Apesar de passar o primeiro dos três anos de gestão sem títulos, o presidente Duílio Monteiro Alves avançou na proposta de reestruturação financeira, reformulou o elenco e conseguiu contratações de muito impacto. Pressionado, manteve Sylvinho, que colocou o time de volta à Libertadores em 2022.
Foi um ano de eliminações dolorosas no Campeonato Paulista, na Copa Sul-Americana e na Copa do Brasil. Ano de questionamentos da torcida contra Vagner Mancini e, depois, contra Sylvinho.
No segundo semestre, o Timão repatriou Renato Augusto e Willian. Trouxe ainda Giuliano e Róger Guedes. Nomes de impacto que alimentaram os sonhos do torcedor por um futebol melhor.
No Brasileirão, o Timão foi quinto, com 57 pontos.

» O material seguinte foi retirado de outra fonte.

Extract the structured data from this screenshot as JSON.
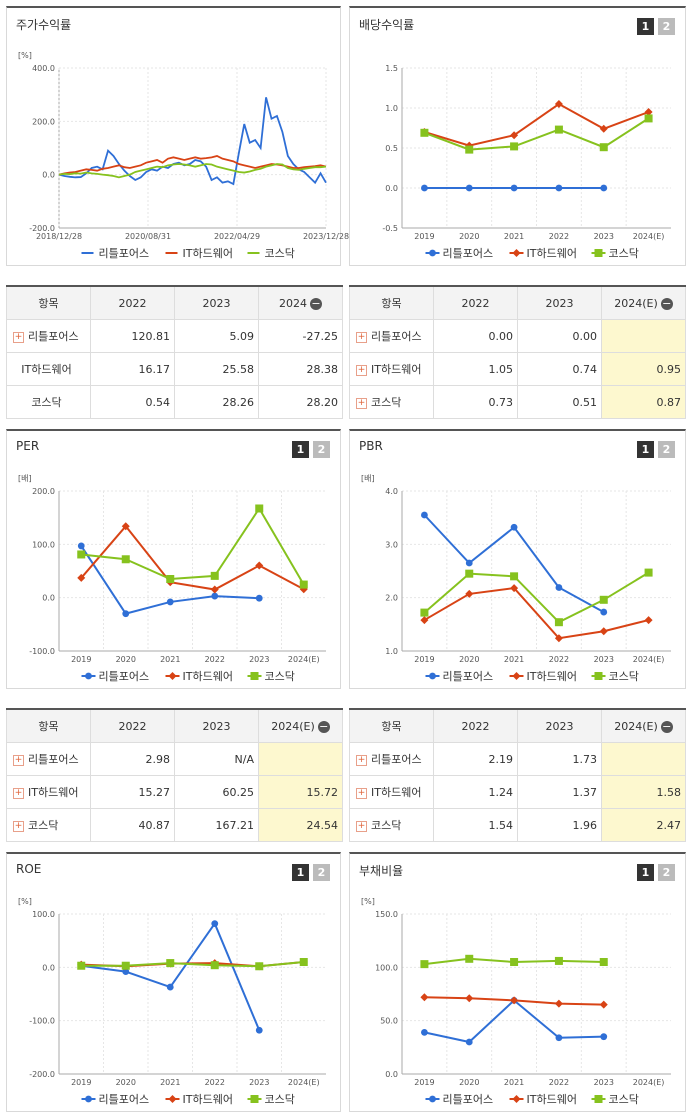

Uma campanha irregular, mas capaz de atingir o objetivo da diretoria, que conta muito com o dinheiro gerado pela Libertadores no ano que vem.
A reta final de 2021 contou com a volta da Fiel à Neo Química Arena. Um reencontro espetacular.
No feminino, só glórias. O time comandado por Arthur Elias foi campeão brasileiro, venceu novamente e Taça Libertadores e terminou o ano com o título paulista. Tríplice coroa histórica para as mulheres.
Abaixo, relembre momentos importantes do masculino em 2021:
Reta final de 2020
Por conta da pandemia do coronavírus, o Brasileirão de 2020 teve 11 rodadas disputadas em 2021. O Timão virou o ano embalado. Estava invicto há seis jogos no Brasileirão, com 39 pontos e ocupando a 10ª posição. No primeiro jogo de 2021, venceu o Fluminense em casa por 5 a 0. A empolgação, porém, foi freada na rodada seguinte: uma impiedosa derrota por 4 a 0 para o Palmeiras, no Allianz.
Dali para frente, o Timão só venceu mais dois jogos na competição e terminou o Brasileirão apenas na 12ª posição, fora da zona de classificação para a Libertadores. Na 38ª rodada, empatou sem gols contra o Internacional no Beira-Rio, impediu o título colorado e ajudou o Flamengo a celebrar o título.
Reformulação
O fim da temporada 2020 já grudou no início da temporada 2021, sem férias para os jogadores. Com um discurso de corte de gastos, a diretoria decidiu que seria o momento de apostar na garotada da base, passou a reduzir o elenco e anunciou que não faria contratações no primeiro semestre.
Nomes como Marllon, Walter e Michel Macedo foram negociados. A liberação de Walter, aliás, foi registrada pelas lentes do SporTV no documentário "Acesso Total" (reveja aqui).
Bem avaliado, o João Victor voltou de empréstimo do Atlético-GO. O elenco passou a contar com vários garotos como Rodrigo Varanda, Vitinho, Mandaca, Cauê e Adson.
Eliminações precoces
Vagner Mancini chegou a viver um período de dez jogos de invencibilidade. Como estratégia para evitar lesões, armou um "time A" e um "time B". Com resultados melhores com o time B, passou a dar mais espaço aos jovens e, pela primeira vez em anos, o Corinthians teve um time com três zagueiros. O esquema contava com Jemerson, Gil e João Victor.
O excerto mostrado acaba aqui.